Critique | Cinéma

Boiling Point, un plan-séquence dans l’intensité d’une cuisine de restaurant

3,5 / 5
Stephen Graham (à droite) incarne un chef au bord de l'implosion dans Boiling Point. © National
3,5 / 5

Titre - Boiling Point

Genre - Thriller

Réalisateur-trice - Philip Barantini

Casting - Stephen Graham, Vinette Robinson

Sortie - cinema

Durée - 1h32

Jean-François Pluijgers
Jean-François Pluijgers Journaliste cinéma

Tourné en un unique plan-séquence, Boiling Point, du réalisateur britannique Philip Barantini, plonge le spectateur dans le tourbillon d’un restaurant. Un film cuit à point.

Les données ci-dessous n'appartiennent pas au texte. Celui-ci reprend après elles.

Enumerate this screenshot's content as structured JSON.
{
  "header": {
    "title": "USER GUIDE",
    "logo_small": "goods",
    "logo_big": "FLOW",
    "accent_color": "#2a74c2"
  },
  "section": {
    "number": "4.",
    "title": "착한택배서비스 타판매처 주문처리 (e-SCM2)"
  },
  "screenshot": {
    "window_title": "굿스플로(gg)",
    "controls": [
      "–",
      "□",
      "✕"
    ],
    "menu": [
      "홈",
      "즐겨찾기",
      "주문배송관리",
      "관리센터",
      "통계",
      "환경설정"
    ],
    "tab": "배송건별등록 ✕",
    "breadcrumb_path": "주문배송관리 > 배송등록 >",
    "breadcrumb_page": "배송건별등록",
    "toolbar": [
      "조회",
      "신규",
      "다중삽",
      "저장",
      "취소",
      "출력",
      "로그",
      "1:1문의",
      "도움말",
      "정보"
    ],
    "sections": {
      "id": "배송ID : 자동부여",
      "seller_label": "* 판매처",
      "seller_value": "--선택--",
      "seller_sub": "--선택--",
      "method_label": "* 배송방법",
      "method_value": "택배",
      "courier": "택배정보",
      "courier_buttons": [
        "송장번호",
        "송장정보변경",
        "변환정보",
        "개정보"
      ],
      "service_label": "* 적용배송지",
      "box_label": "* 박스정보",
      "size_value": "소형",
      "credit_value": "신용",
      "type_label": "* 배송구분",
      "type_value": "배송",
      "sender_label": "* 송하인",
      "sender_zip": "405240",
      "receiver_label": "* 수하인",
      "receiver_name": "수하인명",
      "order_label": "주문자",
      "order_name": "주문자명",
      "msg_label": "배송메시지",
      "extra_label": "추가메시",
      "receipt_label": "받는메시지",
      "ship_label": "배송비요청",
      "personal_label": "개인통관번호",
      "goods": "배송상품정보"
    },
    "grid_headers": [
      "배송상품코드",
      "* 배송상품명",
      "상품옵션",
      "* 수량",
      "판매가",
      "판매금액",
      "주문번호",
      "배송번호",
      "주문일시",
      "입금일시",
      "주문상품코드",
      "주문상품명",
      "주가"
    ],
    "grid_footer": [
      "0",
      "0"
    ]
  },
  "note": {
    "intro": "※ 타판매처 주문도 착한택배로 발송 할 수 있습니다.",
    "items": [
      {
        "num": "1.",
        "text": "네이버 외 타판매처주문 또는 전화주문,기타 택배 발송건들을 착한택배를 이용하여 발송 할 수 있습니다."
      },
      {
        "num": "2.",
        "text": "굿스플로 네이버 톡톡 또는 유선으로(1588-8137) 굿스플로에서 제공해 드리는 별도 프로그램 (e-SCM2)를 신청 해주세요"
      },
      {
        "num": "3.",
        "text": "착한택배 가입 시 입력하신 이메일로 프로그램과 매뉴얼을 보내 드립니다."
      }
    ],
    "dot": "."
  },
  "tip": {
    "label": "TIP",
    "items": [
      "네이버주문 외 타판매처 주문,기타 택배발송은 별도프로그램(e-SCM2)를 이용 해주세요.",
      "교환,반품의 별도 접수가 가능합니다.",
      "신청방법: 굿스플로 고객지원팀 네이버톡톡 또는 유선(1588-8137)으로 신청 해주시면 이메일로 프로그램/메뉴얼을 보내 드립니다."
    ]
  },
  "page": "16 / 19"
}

La cuisine, Philip Barantini connaît. Acteur depuis quelque 25 ans, avec des rôles dans les séries Band of Brothers ou Chernobyl notamment, le natif de Liverpool a surtout mangé de la vache enragée. Au point de devoir doubler ses prestations de comédien d’un emploi dans la restauration. Devenu réalisateur au tournant des années 2020, il a mis cette expérience à profit dans Boiling Point, son deuxième long métrage, une plongée en temps réel dans un restaurant par un soir de grande affluence, sur les pas d’un chef au bord de l’implosion. Explications.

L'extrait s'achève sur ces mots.